Sarah Nelson In a specific kind of brain cancer called low-grade glioma, patients are usually exposed to neurosurgeries for eliminating the tumor. However, their survival depends significantly on the recurrence of cancer that is presumably difficult to predict. A new method that discloses a molecular marker in brain tissue specimens that is apparently associated with better survival rates of patients has been put forward by scientists from the University of California (UCSF).

The team obtained samples of brain tissues from over 50 patients suffering from glioma. These specimens seemed to indicate the presence of a chemical known as 2-HG, which is related to mutated forms of a gene namely IDH1. They used a high-end equipment that was reactive to 2-HG in small tissue specimens, as part of the trial.

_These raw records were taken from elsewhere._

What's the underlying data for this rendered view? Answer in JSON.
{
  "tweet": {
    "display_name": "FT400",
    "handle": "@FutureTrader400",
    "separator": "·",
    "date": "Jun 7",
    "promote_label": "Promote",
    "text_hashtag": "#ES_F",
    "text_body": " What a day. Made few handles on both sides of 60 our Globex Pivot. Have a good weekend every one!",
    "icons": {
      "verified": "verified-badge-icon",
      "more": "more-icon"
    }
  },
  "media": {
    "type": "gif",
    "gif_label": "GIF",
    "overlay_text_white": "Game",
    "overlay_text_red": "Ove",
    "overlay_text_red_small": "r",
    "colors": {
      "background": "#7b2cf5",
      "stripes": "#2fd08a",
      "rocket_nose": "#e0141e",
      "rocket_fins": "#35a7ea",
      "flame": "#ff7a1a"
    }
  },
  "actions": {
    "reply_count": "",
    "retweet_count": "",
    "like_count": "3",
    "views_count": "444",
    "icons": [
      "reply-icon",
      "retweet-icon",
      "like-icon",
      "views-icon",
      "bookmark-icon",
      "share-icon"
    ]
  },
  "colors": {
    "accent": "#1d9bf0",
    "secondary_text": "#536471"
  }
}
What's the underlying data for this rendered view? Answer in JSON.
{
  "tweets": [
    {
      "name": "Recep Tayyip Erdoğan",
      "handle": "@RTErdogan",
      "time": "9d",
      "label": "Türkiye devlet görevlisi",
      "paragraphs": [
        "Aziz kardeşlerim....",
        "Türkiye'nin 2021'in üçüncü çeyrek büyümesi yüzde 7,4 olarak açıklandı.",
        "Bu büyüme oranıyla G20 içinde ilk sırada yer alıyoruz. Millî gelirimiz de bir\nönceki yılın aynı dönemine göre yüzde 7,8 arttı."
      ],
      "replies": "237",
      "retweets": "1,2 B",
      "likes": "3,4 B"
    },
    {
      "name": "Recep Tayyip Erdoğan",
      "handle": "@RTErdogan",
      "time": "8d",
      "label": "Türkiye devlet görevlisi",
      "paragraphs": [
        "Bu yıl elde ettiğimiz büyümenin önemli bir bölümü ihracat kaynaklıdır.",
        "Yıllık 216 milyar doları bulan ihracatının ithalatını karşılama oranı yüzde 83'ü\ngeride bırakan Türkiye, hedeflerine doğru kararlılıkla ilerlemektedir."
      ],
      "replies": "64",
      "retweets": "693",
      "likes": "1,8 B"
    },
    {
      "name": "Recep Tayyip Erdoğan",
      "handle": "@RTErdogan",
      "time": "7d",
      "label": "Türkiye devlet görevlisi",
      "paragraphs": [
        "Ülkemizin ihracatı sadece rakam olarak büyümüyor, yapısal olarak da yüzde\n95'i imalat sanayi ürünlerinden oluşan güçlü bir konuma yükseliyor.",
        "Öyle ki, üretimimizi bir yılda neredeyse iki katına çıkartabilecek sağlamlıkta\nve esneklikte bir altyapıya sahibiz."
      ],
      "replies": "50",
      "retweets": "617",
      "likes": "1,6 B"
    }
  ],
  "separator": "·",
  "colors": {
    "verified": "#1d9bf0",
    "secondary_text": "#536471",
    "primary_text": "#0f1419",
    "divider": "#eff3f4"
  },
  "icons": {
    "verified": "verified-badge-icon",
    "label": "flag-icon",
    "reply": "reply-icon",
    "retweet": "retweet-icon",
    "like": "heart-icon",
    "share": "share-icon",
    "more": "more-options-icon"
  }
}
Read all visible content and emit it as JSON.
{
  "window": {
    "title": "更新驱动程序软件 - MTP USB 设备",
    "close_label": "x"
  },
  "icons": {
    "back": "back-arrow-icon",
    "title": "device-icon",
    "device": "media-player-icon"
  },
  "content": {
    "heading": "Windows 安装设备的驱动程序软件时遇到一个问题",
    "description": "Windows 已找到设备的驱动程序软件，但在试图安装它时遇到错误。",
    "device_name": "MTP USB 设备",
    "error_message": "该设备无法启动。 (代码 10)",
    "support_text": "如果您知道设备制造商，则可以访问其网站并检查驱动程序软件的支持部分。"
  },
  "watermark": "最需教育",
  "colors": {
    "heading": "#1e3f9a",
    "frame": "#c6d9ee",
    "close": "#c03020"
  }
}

Professionals believed that the techniques used must be refined to enable general hospital MRI scanners to image the prevalence of 2-HG. Initial analyses have shown that the IDH1 mutations are commonly found in low-grade tumors and are linked to longer survival. Notably, almost 70% of patients suffering from low-grade gliomas appeared to have mutations in the aforesaid gene.

“If a tumor transforms to a higher grade, then it is important to use more aggressive treatments,” commented Sarah Nelson, PhD, the Margaret Hart Surbeck Distinguished Professor in Advanced Imaging at UCSF and a professor in the Department of Radiology and Biomedical Imaging.

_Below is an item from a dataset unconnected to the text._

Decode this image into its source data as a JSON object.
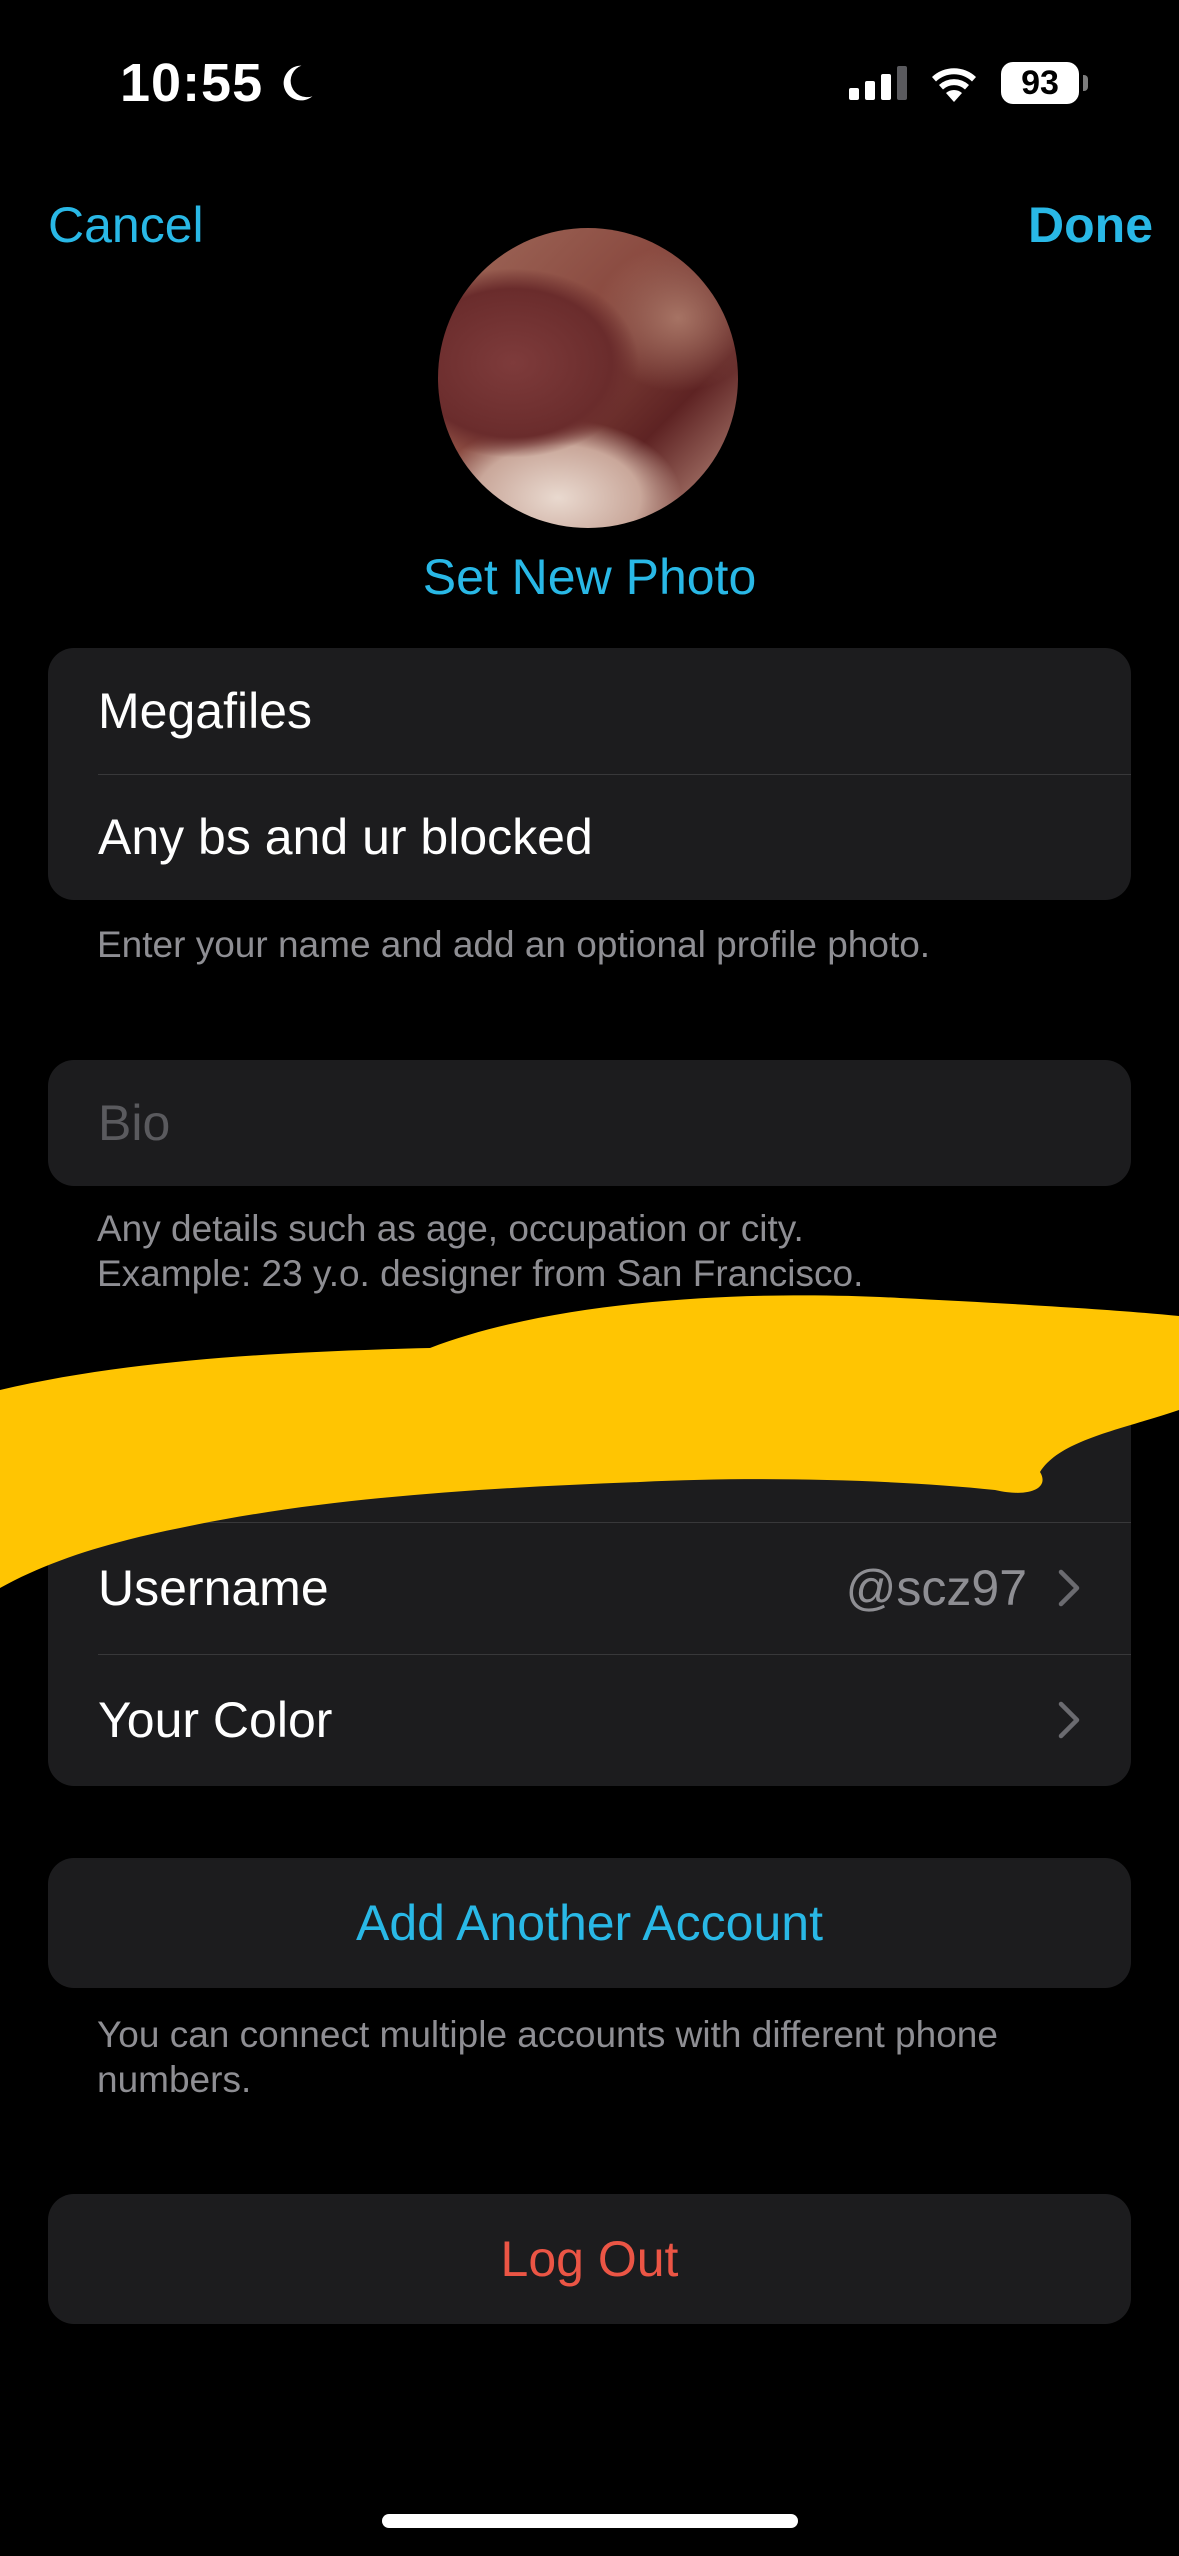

Presently, the technique has not been conditioned for use on a regular basis in clinics. Nevertheless, it may help doctors gauge the recurrence of brain cancer and select appropriate follow-up methods. It could also help professionals observe how patients respond to recommended medications, specifically those who are suffering from low-grade forms of cancer.

The findings are published in the journal, Science Translational Medicine.